The Home of Steven Barnes
Author, Teacher, Screenwriter


Tuesday, January 22, 2013

"You can't know that!"




I was teaching Tai Chi at Arisia science fiction convention, and a lady mentioned that she had struggled with anorexia. I suggested to her that she might want to perform a meditation to make contact with the child part of herself, someone younger than any damage or discomfort life had given her, that that part of her probably had some interesting things to communicate. After the class, a gentleman approached me and said that I shouldn't have said that. That he has been in therapy for years, and that it is impossible to know enough about someone in a moment to make a call like that.

My reply is that there are certain knowings that exist in time, and others that take place in a moment. That certain types of information are available instantly to us, if our eyes are open. The most important determinant is that we are honest with ourselves about how we came to where we are in life, the decisions we have made, and the prices we have paid.

At the core of what we are as human beings, there isn't tremendous difference. I love the analogy that suggests we're much like mushrooms--apparently individuals on the surface, but look deeper and we see these apparent "individuals" are part of a larger mycelial mass beneath. Go deeply enough into your individual reality, and you emerge at the universal. I've never gotten into trouble assuming others are like me. The only difficulties I've encountered over my life have occurred when I assumed others are different.

The second thing he didn't understand is that I'm not a therapist. I'm a coach. the difference is that I have no idea at all of the specifics that this lady has been through. But I know what a healthy human being is, and what the journey is. It is like meeting someone trying to climb Mt Everest. I don't know the path that they have covered to get to base camp. But I can point in the direction of the peak.
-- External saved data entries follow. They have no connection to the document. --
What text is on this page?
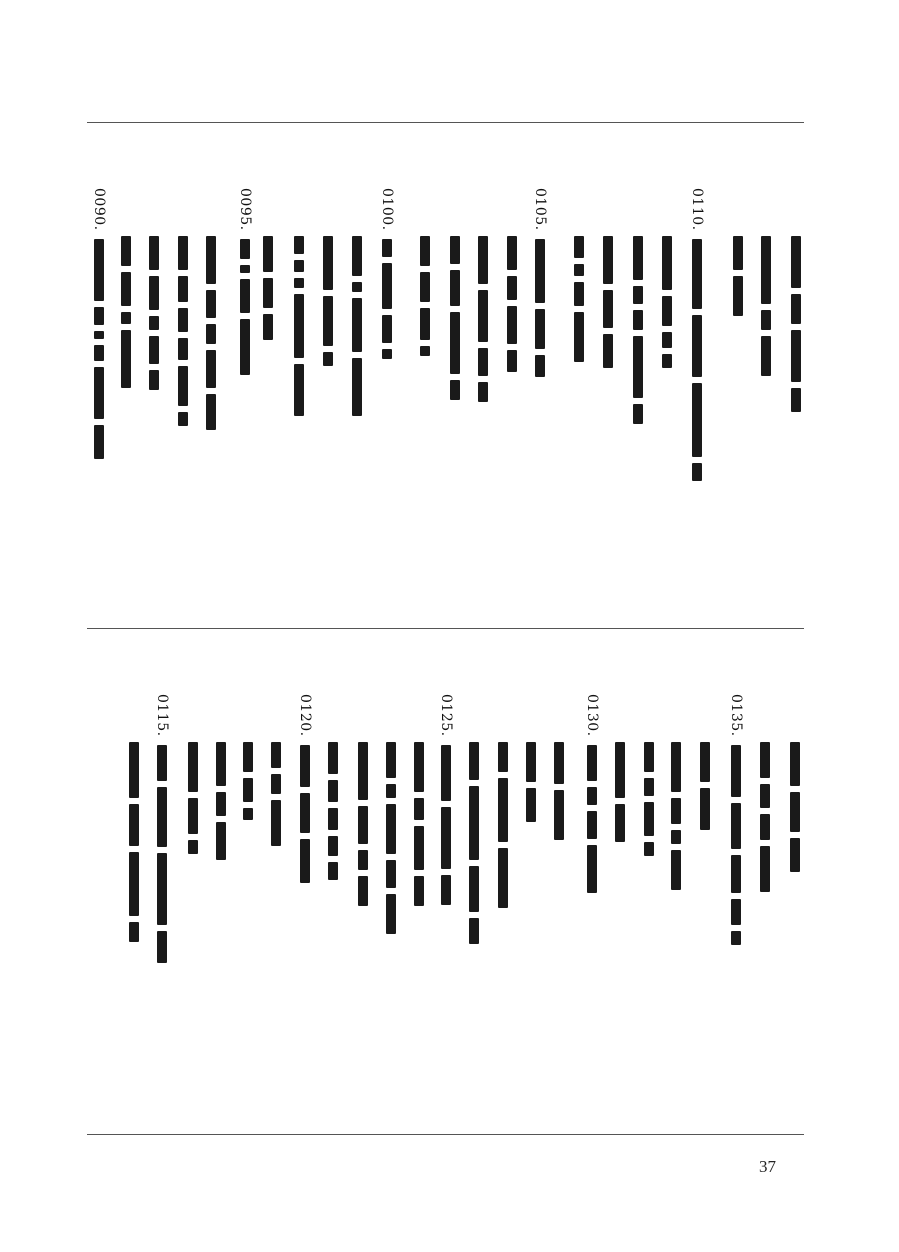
0110.
0105.
0100.
0095.
0090.
0135.
0130.
0125.
0120.
0115.
37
That's all I did. I know that a healthy human being, self actualizing, has a healthy balance between the different aspects of their personality. One way to represent this is to speak of "child" and "elder" aspects. There is no downside in what I suggested:

1) Visualize the child self. Find a representation that is young enough to have avoided whatever damage has occurred in life, even if it is an embryo. A single cell. An image of light, prior to your current "incarnation." Whatever works.

2) Become quiet enough to allow that part to communicate with you.

This isn't therapy. I always suggest that my students work with their personal wellness team. Many times, I have worked with their therapists, if they give me permission to contact them. What I'm doing is similar to a geometry student who can be given three points, and from that extrapolate the rest of a circle. It is a matter of keeping my eyes on what the full arc and expression of our humanity is, and believing it is within our capacity to reach it.

He walked away unconvinced. But the lady in question approached me after class...and thanked me. And that, for me, is the only standard that matters.